La invito a cenar solo para tener sexo con ella

Buenas tardes, os voy a contar una historia que me pasó hace algunos años con una madurita de 39 años. La había conocido la noche antes en un pub del centro de la ciudad, el típico viernes que sales y te encuentras con alguna divorciada y con hijos que acaba de tener su desencuentro sentimental, la típica que está muy susceptible de cariño y que por supuesto hay chicos como yo que están dispuestos a darlo.

Esa noche me contó toda su historia (horrible) y nos intercambiamos los teléfonos, yo muy astuto al llegar a casa le puse el primer whatsapp diciéndole que me había fascinado y que si no le importaría cenar con migo al día siguiente, yo sabía que era que sí, pues necesitaba cariño la pobre señora.

Cuando me levanté comenzó mi estrategia, le escribí varios whatsapp diciéndole las ganas que tenía de verla y seguir nuestra charla… concretamos hora y sitio y fui puntual.

Al recogerla la llevé a uno de los mejores restaurantes / marisquería de la ciudad, pedí una botella de vino y algo de marisco, para que se fuera entonando y no me rechazara, pues tenía dos buenas tetas que necesitaba probar, quería lamer sus pezones y si fuera posible hasta correrme en ellos.

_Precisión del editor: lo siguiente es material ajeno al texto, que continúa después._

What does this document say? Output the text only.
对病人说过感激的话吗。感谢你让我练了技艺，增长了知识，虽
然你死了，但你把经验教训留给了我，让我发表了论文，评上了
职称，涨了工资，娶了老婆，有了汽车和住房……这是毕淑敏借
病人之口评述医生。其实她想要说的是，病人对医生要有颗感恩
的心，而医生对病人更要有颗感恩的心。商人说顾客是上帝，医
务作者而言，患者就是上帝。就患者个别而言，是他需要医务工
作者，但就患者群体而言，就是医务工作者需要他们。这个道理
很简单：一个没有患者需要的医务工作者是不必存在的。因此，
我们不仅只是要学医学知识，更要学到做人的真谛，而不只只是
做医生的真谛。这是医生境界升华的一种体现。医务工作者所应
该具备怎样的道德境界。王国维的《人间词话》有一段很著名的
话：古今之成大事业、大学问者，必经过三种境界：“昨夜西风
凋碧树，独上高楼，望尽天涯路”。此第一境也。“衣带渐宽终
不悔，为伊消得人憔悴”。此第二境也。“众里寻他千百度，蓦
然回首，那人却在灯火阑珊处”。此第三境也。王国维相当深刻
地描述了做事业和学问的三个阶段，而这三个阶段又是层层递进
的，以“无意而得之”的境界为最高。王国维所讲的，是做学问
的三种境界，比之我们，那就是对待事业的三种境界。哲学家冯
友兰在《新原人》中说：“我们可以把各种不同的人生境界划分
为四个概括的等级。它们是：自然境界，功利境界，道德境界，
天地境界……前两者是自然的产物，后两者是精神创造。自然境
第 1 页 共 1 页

Durante la cena introduje sexo en cuanto tuve la oportunidad, ya estaba contenta y le dije que me encantaría probar su pecho de madre, pues yo tan sólo tenía 28 años y ella casi 40, me hice el necesitado de amor maternal… se puso muy nerviosa y además noté que se había puesto muy cachonda, porque toqué su pierna un poco y ella se estremeció.

Nada más salir del restaurante al llegar al coche la agarré firmemente y comencé a besarle, ella estaba deseando y me dijo que necesitaba follarme, que se había humedecido las bragas al decirle lo de su pecho… casi follamos allí mismo, apero me contuve.

Al llegar a su casa me invitó a subir y me dijo que iba a coger una cosa y luego saldríamos un rato, yo sabía que no ibamos a salir, pues tenía pinta de desear mi verga. Entramos en la casa y no me pude resistir a sus tetas, empecé a tocarselas hasta conseguir quitar su blusa, desabroché su falda y directamente me bajé a su coño, le aparté las bragas e introduje mi lengua, ya estaba mojada, lo sentí y se me puso tan dura que me dolía y todo.

Ella empezó a desnudarme y me dijo que necesitaba que introdujera mi verga en su coño de una vez, no se podía resistir lo cachonda que estaba, así que le hice caso y contra la pared comencé a penetrarla muy fuerte, ella se corria por las piernas abajo, que cachonda estaba la muy cerda, después se dió la vuelta y bajó a mi polla, se la introdujo en la boca y no tardé ni cinco minutos en correrme, fue una experiencia muy corta pero la más placentera que he tenido jamás.

Después le dije que me había llamado un amigo y tenía que irme, que lo sentía pero no podía salir con ella…. ya se que es de cabrón, pero mi objetivo era cenar y follar y luego para la disco con mis colegas… jejeje. Nunca más volví a saber de ella, aunque ya tampoco me interesaba.

Espero que te guste mi historia, pues es verídica.